​W sumie aż 10 turystów potrzebowało wczoraj pomocy ratowników górskich w Tatrach. Do najpoważniejszego wypadku doszło pod Rysami, gdzie w zasięgu lawiny znalazło się sześć osób. W nocy polscy i słowaccy ratownicy musieli pomagać trójce turystów.

W najpoważniejszym stanie jest turysta, który doznał urazu czaszki spadając z lawiną spod Rysów. Przeszedł wczoraj operację na oddziale neurochirurgii nowotarskiego szpitala i jak mówią tamtejsi lekarze, jego stan jest stabilny.

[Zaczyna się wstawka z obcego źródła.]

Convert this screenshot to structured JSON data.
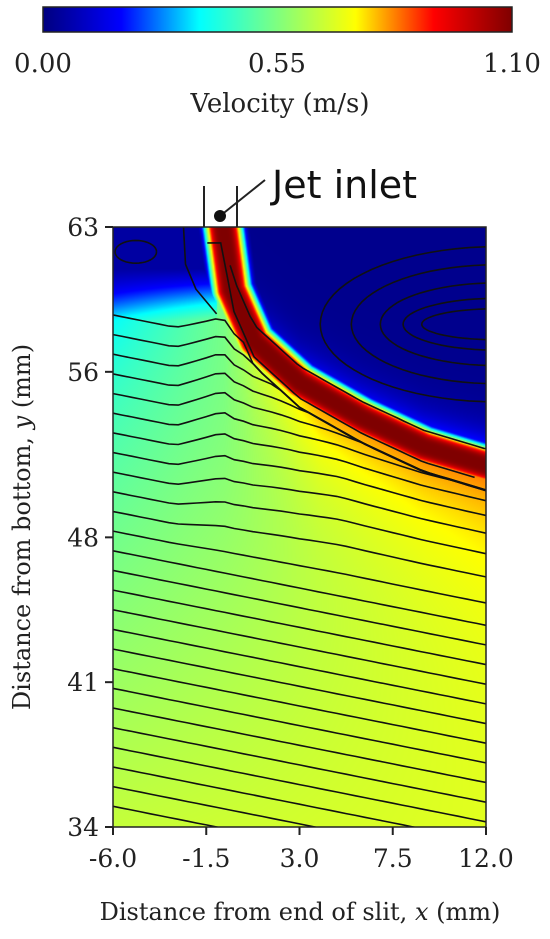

W nowotarskim szpitalu przebywa także drugi turysta porwany przez lawinę, z połamanymi kończynami. Na oddziale ortopedii zakopiańskiego szpitala został turysta z otwartym zwichnięciem łokcia. Pozostałych porwanych lawinę wypuszczono już do domu.

Do słowackiego szpitala przetransportowano w nocy z Doliny Jamnickiej polskiego skiturowca z podejrzeniem udaru mózgu. Natomiast turystka, która spędziła noc w jamie śnieżnej pod Niebieską Turnią jest wyziębiona, ale w dobrym stanie.